You should monitor and alert from your entire cluster, not just from some node’s individual opinion about the whole cluster. There are a number of problem conditions that can be difficult to accurately detect without having a “whole cluster” view. Whole-cluster monitoring, though, doesn’t play nicely with most host-based monitoring tools; you’ll probably need to define your own custom checks which know how to interrogate the whole cluster.
Given that they’ll be checking every node in a cluster, these checks will need to be highly concurrent and very fast. Sharif showed us a split brain check he wrote in Golang.
You should automate recovery from as many alert conditions as you can. Where it’s not possible to automatically recover from an error condition, you should aim to respond sensibly. Sharif described an example, in which an alert trigger by a split-brain in the cluster might automatically switch all nodes into read-only mode to prevent divergence.
Use the statistics API as a source of many useful metrics about your nodes and their opinions about the cluster. It also exposes a bunch of generic stuff about the JVM and things.
Finally, Sharif gave a few tips about tuning Elasticsearch clusters. The core of his advice boiled down to taking a principled approach: tuning individual parameters, reproducing each test as closely as possible (same time of day, etc.), consider actual numbers (not just graphs), etc. Essentially: use science!
Sharif’s slides are available on Speaker Deck; I’ve probably got a bunch of stuff wrong here, so you should probably go and review them for yourself!
Clinton Gormley on Elasticsearch 1.0
Clinton works for Elasticsearch where he develops the Perl client libraries, does training and evangelising, “keeps Elasticsearch honest” and some other stuff. He gave us a run down on the new features and other improvements in the forthcoming Elasticsearch 1.0 release.
Amongst the many things mentioned, these few stuck out to me:
You cannot currently use different versions of Elasticsearch in the same cluster; upgrades involve tearing down your entire cluster and bringing up a new one (possibly not in that order). 1.0 will allow rolling upgrades of your nodes without having to do the whole cluster in one fell swoop.
You can backup the data in current Elasticsearch clusters, but it’s very much a do-it-yourself process: disable flushing, find all primary shard locations, copy their files, enable flushing. Version 1.0 will provide API methods to trigger a snapshot which will be written to a configured repository (S3, HDFS, etc.) Comparable changes have been made to the process of restoring a snapshot: the current manual process will be replaced with a few API calls.
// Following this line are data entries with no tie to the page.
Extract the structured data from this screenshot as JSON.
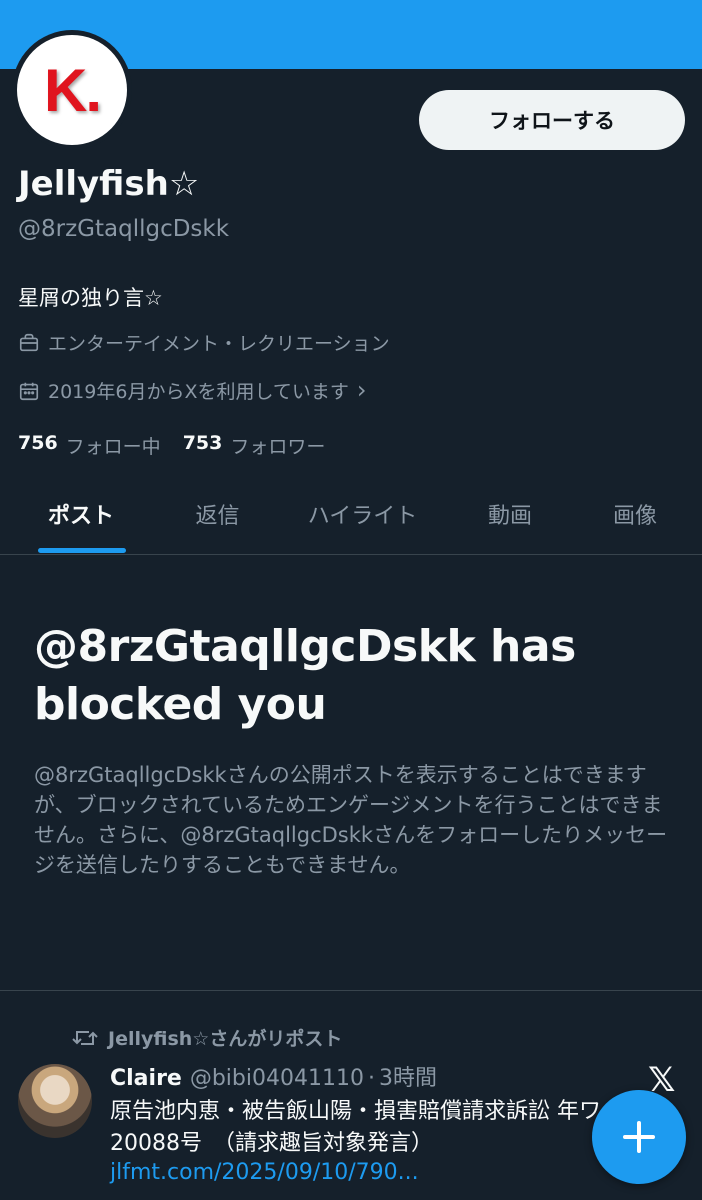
{
  "profile": {
    "avatar_letter": "K.",
    "follow_label": "フォローする",
    "name": "Jellyfish☆",
    "handle": "@8rzGtaqllgcDskk",
    "bio": "星屑の独り言☆",
    "category": "エンターテイメント・レクリエーション",
    "joined": "2019年6月からXを利用しています",
    "joined_chevron": "›",
    "following_count": "756",
    "following_label": "フォロー中",
    "followers_count": "753",
    "followers_label": "フォロワー"
  },
  "tabs": [
    {
      "label": "ポスト",
      "active": true
    },
    {
      "label": "返信",
      "active": false
    },
    {
      "label": "ハイライト",
      "active": false
    },
    {
      "label": "動画",
      "active": false
    },
    {
      "label": "画像",
      "active": false
    }
  ],
  "blocked": {
    "title": "@8rzGtaqllgcDskk has blocked you",
    "body": "@8rzGtaqllgcDskkさんの公開ポストを表示することはできますが、ブロックされているためエンゲージメントを行うことはできません。さらに、@8rzGtaqllgcDskkさんをフォローしたりメッセージを送信したりすることもできません。"
  },
  "tweet": {
    "repost_label": "Jellyfish☆さんがリポスト",
    "author": "Claire",
    "handle": "@bibi04041110",
    "separator": "·",
    "time": "3時間",
    "text": "原告池内恵・被告飯山陽・損害賠償請求訴訟 年ワ20088号　（請求趣旨対象発言）",
    "link": "jlfmt.com/2025/09/10/790..."
  },
  "colors": {
    "background": "#15202b",
    "accent": "#1d9bf0",
    "secondary_text": "#8b98a5",
    "primary_text": "#f7f9f9"
  },
  "icons": {
    "category": "briefcase-icon",
    "joined": "calendar-icon",
    "repost": "repost-icon",
    "fab": "plus-icon",
    "brand": "x-logo-icon"
  }
}
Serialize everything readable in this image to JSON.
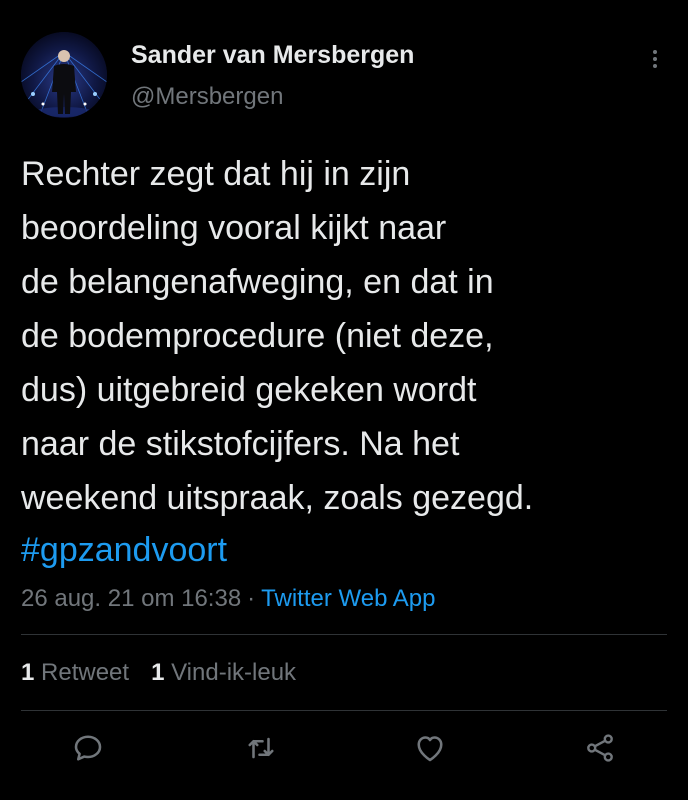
{
  "tweet": {
    "author_name": "Sander van Mersbergen",
    "author_handle": "@Mersbergen",
    "text": "Rechter zegt dat hij in zijn\nbeoordeling vooral kijkt naar\nde belangenafweging, en dat in\nde bodemprocedure (niet deze,\ndus) uitgebreid gekeken wordt\nnaar de stikstofcijfers. Na het\nweekend uitspraak, zoals gezegd.",
    "hashtag": "#gpzandvoort",
    "timestamp": "26 aug. 21 om 16:38",
    "separator": "·",
    "source": "Twitter Web App"
  },
  "stats": {
    "retweets_count": "1",
    "retweets_label": "Retweet",
    "likes_count": "1",
    "likes_label": "Vind-ik-leuk"
  },
  "actions": {
    "reply": "reply-icon",
    "retweet": "retweet-icon",
    "like": "heart-icon",
    "share": "share-icon"
  },
  "colors": {
    "background": "#000000",
    "text": "#e7e9ea",
    "secondary": "#71767b",
    "accent": "#1d9bf0",
    "divider": "#2f3336"
  }
}
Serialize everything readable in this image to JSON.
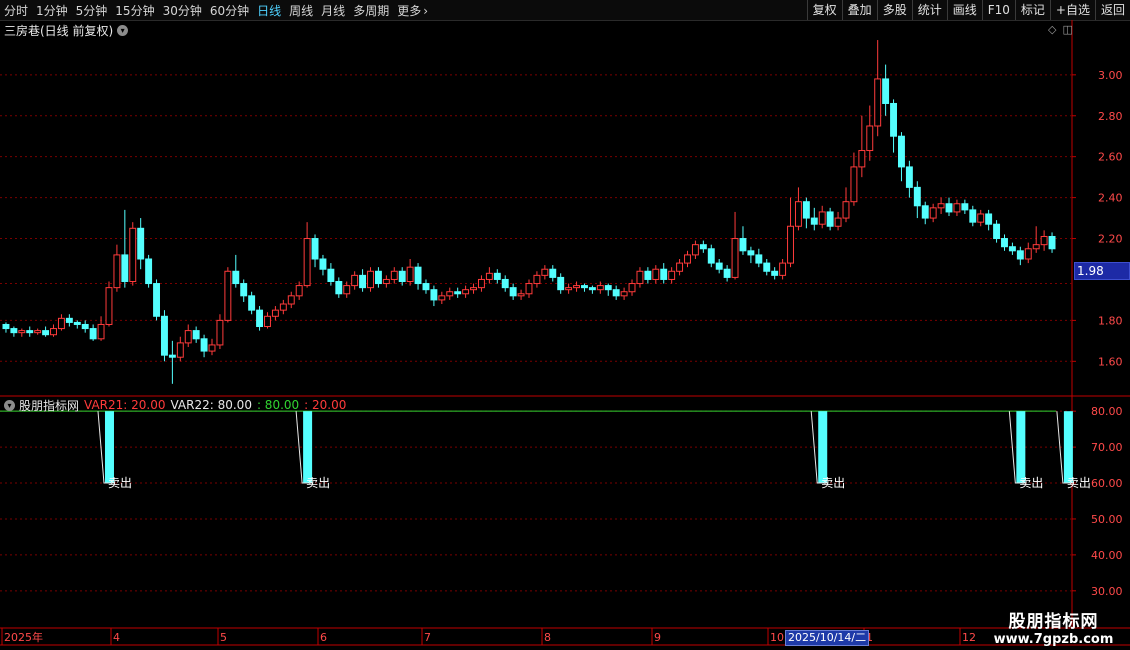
{
  "toolbar": {
    "periods": [
      "分时",
      "1分钟",
      "5分钟",
      "15分钟",
      "30分钟",
      "60分钟",
      "日线",
      "周线",
      "月线",
      "多周期",
      "更多"
    ],
    "active_period": "日线",
    "right_buttons": [
      "复权",
      "叠加",
      "多股",
      "统计",
      "画线",
      "F10",
      "标记",
      "+自选",
      "返回"
    ]
  },
  "main_title": "三房巷(日线 前复权)",
  "current_price": "1.98",
  "indicator": {
    "name": "股朋指标网",
    "var21_label": "VAR21: 20.00",
    "var22_label": "VAR22: 80.00",
    "v80": ": 80.00",
    "v20": ": 20.00",
    "signal_text": "卖出"
  },
  "price_axis": [
    "3.00",
    "2.80",
    "2.60",
    "2.40",
    "2.20",
    "1.80",
    "1.60"
  ],
  "ind_axis": [
    "80.00",
    "70.00",
    "60.00",
    "50.00",
    "40.00",
    "30.00"
  ],
  "date_axis": [
    "2025年",
    "4",
    "5",
    "6",
    "7",
    "8",
    "9",
    "10",
    "1",
    "12"
  ],
  "crosshair_date": "2025/10/14/二",
  "watermark": {
    "line1": "股朋指标网",
    "line2": "www.7gpzb.com"
  },
  "colors": {
    "up": "#ff3b3b",
    "down": "#54ffff",
    "grid": "#7a0000",
    "axis": "#c00000"
  },
  "chart_data": {
    "type": "candlestick",
    "price_range": [
      1.45,
      3.18
    ],
    "candles": [
      [
        1.78,
        1.76,
        1.79,
        1.74
      ],
      [
        1.76,
        1.74,
        1.77,
        1.72
      ],
      [
        1.74,
        1.75,
        1.76,
        1.72
      ],
      [
        1.75,
        1.74,
        1.77,
        1.72
      ],
      [
        1.74,
        1.75,
        1.76,
        1.73
      ],
      [
        1.75,
        1.73,
        1.77,
        1.72
      ],
      [
        1.73,
        1.76,
        1.78,
        1.72
      ],
      [
        1.76,
        1.81,
        1.83,
        1.75
      ],
      [
        1.81,
        1.79,
        1.83,
        1.77
      ],
      [
        1.79,
        1.78,
        1.8,
        1.76
      ],
      [
        1.78,
        1.76,
        1.8,
        1.74
      ],
      [
        1.76,
        1.71,
        1.78,
        1.7
      ],
      [
        1.71,
        1.78,
        1.82,
        1.7
      ],
      [
        1.78,
        1.96,
        1.99,
        1.77
      ],
      [
        1.96,
        2.12,
        2.17,
        1.94
      ],
      [
        2.12,
        1.99,
        2.34,
        1.96
      ],
      [
        1.99,
        2.25,
        2.28,
        1.97
      ],
      [
        2.25,
        2.1,
        2.3,
        2.05
      ],
      [
        2.1,
        1.98,
        2.12,
        1.96
      ],
      [
        1.98,
        1.82,
        2.0,
        1.8
      ],
      [
        1.82,
        1.63,
        1.85,
        1.6
      ],
      [
        1.63,
        1.62,
        1.7,
        1.49
      ],
      [
        1.62,
        1.69,
        1.72,
        1.6
      ],
      [
        1.69,
        1.75,
        1.78,
        1.67
      ],
      [
        1.75,
        1.71,
        1.77,
        1.69
      ],
      [
        1.71,
        1.65,
        1.73,
        1.62
      ],
      [
        1.65,
        1.68,
        1.71,
        1.63
      ],
      [
        1.68,
        1.8,
        1.83,
        1.66
      ],
      [
        1.8,
        2.04,
        2.06,
        1.79
      ],
      [
        2.04,
        1.98,
        2.12,
        1.96
      ],
      [
        1.98,
        1.92,
        2.0,
        1.89
      ],
      [
        1.92,
        1.85,
        1.94,
        1.83
      ],
      [
        1.85,
        1.77,
        1.87,
        1.75
      ],
      [
        1.77,
        1.82,
        1.84,
        1.76
      ],
      [
        1.82,
        1.85,
        1.87,
        1.8
      ],
      [
        1.85,
        1.88,
        1.9,
        1.83
      ],
      [
        1.88,
        1.92,
        1.94,
        1.86
      ],
      [
        1.92,
        1.97,
        1.99,
        1.9
      ],
      [
        1.97,
        2.2,
        2.28,
        1.96
      ],
      [
        2.2,
        2.1,
        2.22,
        2.06
      ],
      [
        2.1,
        2.05,
        2.12,
        2.02
      ],
      [
        2.05,
        1.99,
        2.08,
        1.97
      ],
      [
        1.99,
        1.93,
        2.01,
        1.91
      ],
      [
        1.93,
        1.97,
        1.99,
        1.91
      ],
      [
        1.97,
        2.02,
        2.04,
        1.95
      ],
      [
        2.02,
        1.96,
        2.05,
        1.94
      ],
      [
        1.96,
        2.04,
        2.06,
        1.94
      ],
      [
        2.04,
        1.98,
        2.06,
        1.96
      ],
      [
        1.98,
        2.0,
        2.02,
        1.96
      ],
      [
        2.0,
        2.04,
        2.06,
        1.98
      ],
      [
        2.04,
        1.99,
        2.06,
        1.97
      ],
      [
        1.99,
        2.06,
        2.1,
        1.97
      ],
      [
        2.06,
        1.98,
        2.08,
        1.95
      ],
      [
        1.98,
        1.95,
        2.0,
        1.93
      ],
      [
        1.95,
        1.9,
        1.97,
        1.87
      ],
      [
        1.9,
        1.92,
        1.94,
        1.88
      ],
      [
        1.92,
        1.94,
        1.96,
        1.9
      ],
      [
        1.94,
        1.93,
        1.96,
        1.91
      ],
      [
        1.93,
        1.95,
        1.97,
        1.91
      ],
      [
        1.95,
        1.96,
        1.98,
        1.93
      ],
      [
        1.96,
        2.0,
        2.02,
        1.94
      ],
      [
        2.0,
        2.03,
        2.06,
        1.98
      ],
      [
        2.03,
        2.0,
        2.05,
        1.98
      ],
      [
        2.0,
        1.96,
        2.02,
        1.94
      ],
      [
        1.96,
        1.92,
        1.98,
        1.9
      ],
      [
        1.92,
        1.93,
        1.95,
        1.9
      ],
      [
        1.93,
        1.98,
        2.0,
        1.91
      ],
      [
        1.98,
        2.02,
        2.04,
        1.96
      ],
      [
        2.02,
        2.05,
        2.07,
        2.0
      ],
      [
        2.05,
        2.01,
        2.07,
        1.99
      ],
      [
        2.01,
        1.95,
        2.03,
        1.93
      ],
      [
        1.95,
        1.96,
        1.98,
        1.93
      ],
      [
        1.96,
        1.97,
        1.99,
        1.94
      ],
      [
        1.97,
        1.96,
        1.98,
        1.94
      ],
      [
        1.96,
        1.95,
        1.97,
        1.93
      ],
      [
        1.95,
        1.97,
        1.99,
        1.93
      ],
      [
        1.97,
        1.95,
        1.98,
        1.92
      ],
      [
        1.95,
        1.92,
        1.97,
        1.9
      ],
      [
        1.92,
        1.94,
        1.96,
        1.9
      ],
      [
        1.94,
        1.98,
        2.0,
        1.92
      ],
      [
        1.98,
        2.04,
        2.06,
        1.96
      ],
      [
        2.04,
        2.0,
        2.06,
        1.98
      ],
      [
        2.0,
        2.05,
        2.07,
        1.98
      ],
      [
        2.05,
        2.0,
        2.08,
        1.98
      ],
      [
        2.0,
        2.04,
        2.06,
        1.98
      ],
      [
        2.04,
        2.08,
        2.1,
        2.02
      ],
      [
        2.08,
        2.12,
        2.14,
        2.06
      ],
      [
        2.12,
        2.17,
        2.19,
        2.1
      ],
      [
        2.17,
        2.15,
        2.19,
        2.13
      ],
      [
        2.15,
        2.08,
        2.17,
        2.06
      ],
      [
        2.08,
        2.05,
        2.1,
        2.03
      ],
      [
        2.05,
        2.01,
        2.07,
        1.99
      ],
      [
        2.01,
        2.2,
        2.33,
        2.0
      ],
      [
        2.2,
        2.14,
        2.26,
        2.12
      ],
      [
        2.14,
        2.12,
        2.16,
        2.08
      ],
      [
        2.12,
        2.08,
        2.15,
        2.06
      ],
      [
        2.08,
        2.04,
        2.1,
        2.02
      ],
      [
        2.04,
        2.02,
        2.06,
        2.0
      ],
      [
        2.02,
        2.08,
        2.1,
        2.0
      ],
      [
        2.08,
        2.26,
        2.4,
        2.06
      ],
      [
        2.26,
        2.38,
        2.45,
        2.24
      ],
      [
        2.38,
        2.3,
        2.4,
        2.25
      ],
      [
        2.3,
        2.27,
        2.35,
        2.24
      ],
      [
        2.27,
        2.33,
        2.36,
        2.25
      ],
      [
        2.33,
        2.26,
        2.35,
        2.24
      ],
      [
        2.26,
        2.3,
        2.33,
        2.24
      ],
      [
        2.3,
        2.38,
        2.45,
        2.28
      ],
      [
        2.38,
        2.55,
        2.62,
        2.36
      ],
      [
        2.55,
        2.63,
        2.8,
        2.5
      ],
      [
        2.63,
        2.75,
        2.85,
        2.58
      ],
      [
        2.75,
        2.98,
        3.17,
        2.7
      ],
      [
        2.98,
        2.86,
        3.05,
        2.8
      ],
      [
        2.86,
        2.7,
        2.88,
        2.62
      ],
      [
        2.7,
        2.55,
        2.72,
        2.48
      ],
      [
        2.55,
        2.45,
        2.58,
        2.4
      ],
      [
        2.45,
        2.36,
        2.48,
        2.3
      ],
      [
        2.36,
        2.3,
        2.38,
        2.27
      ],
      [
        2.3,
        2.35,
        2.37,
        2.28
      ],
      [
        2.35,
        2.37,
        2.4,
        2.32
      ],
      [
        2.37,
        2.33,
        2.4,
        2.31
      ],
      [
        2.33,
        2.37,
        2.39,
        2.31
      ],
      [
        2.37,
        2.34,
        2.39,
        2.32
      ],
      [
        2.34,
        2.28,
        2.36,
        2.26
      ],
      [
        2.28,
        2.32,
        2.34,
        2.26
      ],
      [
        2.32,
        2.27,
        2.34,
        2.24
      ],
      [
        2.27,
        2.2,
        2.29,
        2.18
      ],
      [
        2.2,
        2.16,
        2.22,
        2.14
      ],
      [
        2.16,
        2.14,
        2.18,
        2.12
      ],
      [
        2.14,
        2.1,
        2.16,
        2.07
      ],
      [
        2.1,
        2.15,
        2.18,
        2.08
      ],
      [
        2.15,
        2.17,
        2.26,
        2.13
      ],
      [
        2.17,
        2.21,
        2.24,
        2.14
      ],
      [
        2.21,
        2.15,
        2.23,
        2.13
      ]
    ],
    "indicator_lines": {
      "var22": 80.0,
      "var21": 20.0,
      "ind_range": [
        28.0,
        82.0
      ]
    },
    "sell_signals": [
      {
        "label": "卖出",
        "value": 60.0,
        "from": 80.0
      },
      {
        "label": "卖出",
        "value": 60.0,
        "from": 80.0
      },
      {
        "label": "卖出",
        "value": 60.0,
        "from": 80.0
      },
      {
        "label": "卖出",
        "value": 60.0,
        "from": 80.0
      },
      {
        "label": "卖出",
        "value": 60.0,
        "from": 80.0
      }
    ],
    "sell_signal_candles": [
      13,
      38,
      103,
      128,
      134
    ]
  }
}
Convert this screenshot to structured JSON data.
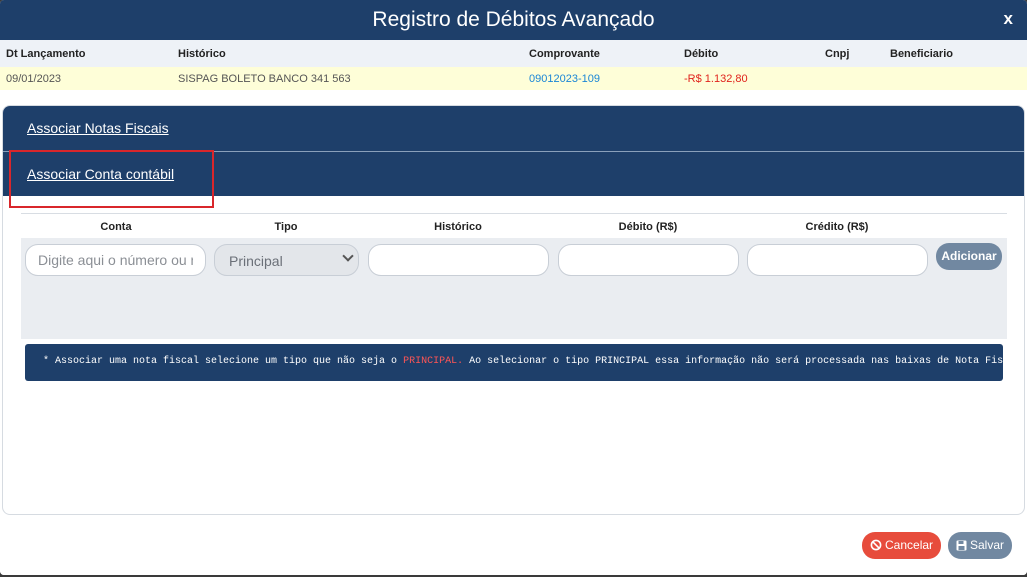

The percolator functionality – which allows applications to do things like reverse search, alerts, and updatable result sets – is now implemented in a way which lets it scale as well as any other index in the cluster. It also supports multiple indices, aliases, and has a bunch of other improvements.
The new cat API provides direct access to a range of metrics in human-friendly formats (i.e. not large JSON documents). This includes a bunch of things that humans and monitoring systems are often curious about: sizes, counts, statuses, etc.
The existing support for facets has been drastically improved with a new feature called aggregations. These allow you to express a bunch of things which aren’t really expressible with traditional facets. These looked very powerful and very cool!
Clinton’s slides (originally prepared by Igor Motov) are available on Speaker Deck; go read them!
The questions prompted a few interesting details: Elasticsearch have just hired a few machine learning people to work on the product; they aren’t yet sure what, specifically, they’ll be working on, but we can expect some learning-type things in Elasticsearch soon.